You can find the logging messages of the diagnostic modules at /var/log/univention/management-console-module-diagnostic.log

ran 00_check_server_password successfully.

ran 01_ssh_connection successfully.

ran 02_certificate_check successfully.

ran 03_check_notifier_replication successfully.

########################## Start 04_saml_certificate_check ##########################
## Check failed: 04_saml_certificate_check - SAML certificate verification failed! ##
Traceback (most recent call last):
  File "/usr/lib/pymodules/python2.7/univention/management/console/modules/diagnostic/__init__.py", line 280, in execute
    result = execute(umc_module, **kwargs)
  File "/usr/lib/pymodules/python2.7/univention/management/console/modules/diagnostic/plugins/04_saml_certificate_check.py", line 76, in run
    test_identity_provider_certificate()
  File "/usr/lib/pymodules/python2.7/univention/management/console/modules/diagnostic/plugins/04_saml_certificate_check.py", line 89, in test_identity_provider_certificate
    for host in socket.gethostbyname_ex(sso_fqdn)[2]:
gaierror: [Errno -2] Name or service not known
########################### End 04_saml_certificate_check ###########################

ran 10_gateway successfully.

ran 11_nameserver successfully.

ran 12_proxy successfully.

ran 20_check_nameservers successfully.

ran 21_check_join_status successfully.

################ Start 22_kdc_service ################
## Check failed: 22_kdc_service - KDC service check ##
No reachable KDCs were found.
################# End 22_kdc_service #################

ran 23_check_update_sites successfully.

ran 30_disk_usage successfully.

################## Start 31_file_permissions ###################
## Check failed: 31_file_permissions - Check file permissions ##
File '/var/cache/univention-system-activation' has mode 777, 700 was expected.
################### End 31_file_permissions ####################

ran 32_security_limits successfully.

ran 40_samba_tool_dbcheck successfully.

ran 41_samba_tool_showrepl successfully.

ran 43_connectors4_rejects successfully.

ran 44_well_known_sid_check successfully.

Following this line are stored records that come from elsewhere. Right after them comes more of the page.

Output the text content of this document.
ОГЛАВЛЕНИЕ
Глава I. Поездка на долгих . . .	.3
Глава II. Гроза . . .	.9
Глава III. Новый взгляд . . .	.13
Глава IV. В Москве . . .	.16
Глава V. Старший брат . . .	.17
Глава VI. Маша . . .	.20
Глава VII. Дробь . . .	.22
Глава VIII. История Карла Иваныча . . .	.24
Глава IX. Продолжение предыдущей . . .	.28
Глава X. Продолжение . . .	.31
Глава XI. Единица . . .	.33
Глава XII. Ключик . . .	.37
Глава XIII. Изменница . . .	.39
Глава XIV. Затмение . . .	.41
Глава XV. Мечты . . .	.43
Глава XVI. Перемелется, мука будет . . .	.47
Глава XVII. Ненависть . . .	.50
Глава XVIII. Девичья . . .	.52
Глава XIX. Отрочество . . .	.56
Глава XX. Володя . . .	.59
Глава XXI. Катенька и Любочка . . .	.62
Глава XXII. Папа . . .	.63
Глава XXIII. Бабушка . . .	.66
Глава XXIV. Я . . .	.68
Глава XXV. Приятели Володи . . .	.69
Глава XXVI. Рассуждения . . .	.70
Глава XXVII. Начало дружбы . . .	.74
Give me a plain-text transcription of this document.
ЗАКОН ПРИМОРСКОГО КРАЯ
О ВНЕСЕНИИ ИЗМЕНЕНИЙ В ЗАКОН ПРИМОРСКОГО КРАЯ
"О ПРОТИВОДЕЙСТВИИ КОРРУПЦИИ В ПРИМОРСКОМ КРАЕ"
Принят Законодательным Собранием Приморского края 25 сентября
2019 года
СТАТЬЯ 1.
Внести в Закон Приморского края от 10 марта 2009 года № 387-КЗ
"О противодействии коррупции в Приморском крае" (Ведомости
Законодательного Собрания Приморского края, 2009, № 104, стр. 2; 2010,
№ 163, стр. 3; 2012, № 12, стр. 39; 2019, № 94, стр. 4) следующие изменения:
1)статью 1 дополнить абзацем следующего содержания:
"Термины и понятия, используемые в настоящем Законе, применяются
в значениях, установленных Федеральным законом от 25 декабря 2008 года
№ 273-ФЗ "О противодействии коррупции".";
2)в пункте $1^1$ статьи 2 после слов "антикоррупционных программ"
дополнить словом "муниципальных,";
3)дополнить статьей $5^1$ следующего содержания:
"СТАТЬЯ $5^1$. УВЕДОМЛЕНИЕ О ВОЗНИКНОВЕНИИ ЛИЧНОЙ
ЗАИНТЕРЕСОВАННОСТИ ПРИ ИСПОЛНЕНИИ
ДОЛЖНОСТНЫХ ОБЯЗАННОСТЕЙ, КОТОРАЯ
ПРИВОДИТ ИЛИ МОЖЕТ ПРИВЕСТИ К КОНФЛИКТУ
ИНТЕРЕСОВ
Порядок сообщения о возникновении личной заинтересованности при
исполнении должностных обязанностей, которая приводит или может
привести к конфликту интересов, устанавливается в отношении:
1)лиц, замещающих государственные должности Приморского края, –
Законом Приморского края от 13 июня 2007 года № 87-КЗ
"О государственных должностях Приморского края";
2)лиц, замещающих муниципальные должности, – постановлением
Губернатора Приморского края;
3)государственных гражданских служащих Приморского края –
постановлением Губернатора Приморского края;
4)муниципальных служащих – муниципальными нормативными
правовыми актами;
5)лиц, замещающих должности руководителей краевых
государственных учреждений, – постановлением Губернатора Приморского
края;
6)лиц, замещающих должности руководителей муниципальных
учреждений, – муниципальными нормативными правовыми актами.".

ran 45_heimdal_on_samba4_dc successfully.

########################### Start 46_kerberos_ddns_update ############################
## Check failed: 46_kerberos_ddns_update - Check kerberos authenticated DNS updates ##
Errors occurred while running `kinit` or `nsupdate`.
`kinit` for principal nextcloud$ with password file /etc/machine.secret failed.
############################ End 46_kerberos_ddns_update #############################

ran 50_check_ucr_templates successfully.

ran 51_hostname_check successfully.

ran 52_mail_acl_sync successfully.

ran 53_package_status successfully.

ran 54_sources_list_check successfully.

ran 55_user_migration successfully.

ran 56_univention_types successfully.

ran 57_univention_server_role_windows successfully.

root@nextcloud:~#

Worked with it a little bit more last night, and it seems my certificates are wrong. They were right when I thought I was going to use mylastname.local as my domain (the Samba AD app made me choose something), but later I’ve opted to use 337.ninja as my internal domain (on the external Docker Container Samba DC). I’ve made it as far as trying to join the new domain, but it tells me “The domain name of the AD server does not match the local UCS domain name. For the AD member mode, it is necessary to setup a UCS system with the same domain name as the AD server.”

So, any direction on what I need to do in order to update my UCS VM with the new domain name? Do I need to regenerate certificates as well?

Googling for awhile turns up many requests for being able to change the hostname and/or domain name. I’ve seen a script that was written for UCS3/4 but doesn’t appear to work for me. Otherwise it seems that everyone defaults to this being a humongous change for all apps and thus a bad idea. Which is truly a shame, since it’s pretty easy to rename a Windows server.

So, I have a semi-working USC VM with happy DNS but I’m not getting any love from Nextcloud anymore. And short of further direction I am going to assume the only option I have left is to set up another Nextcloud VM and move the files.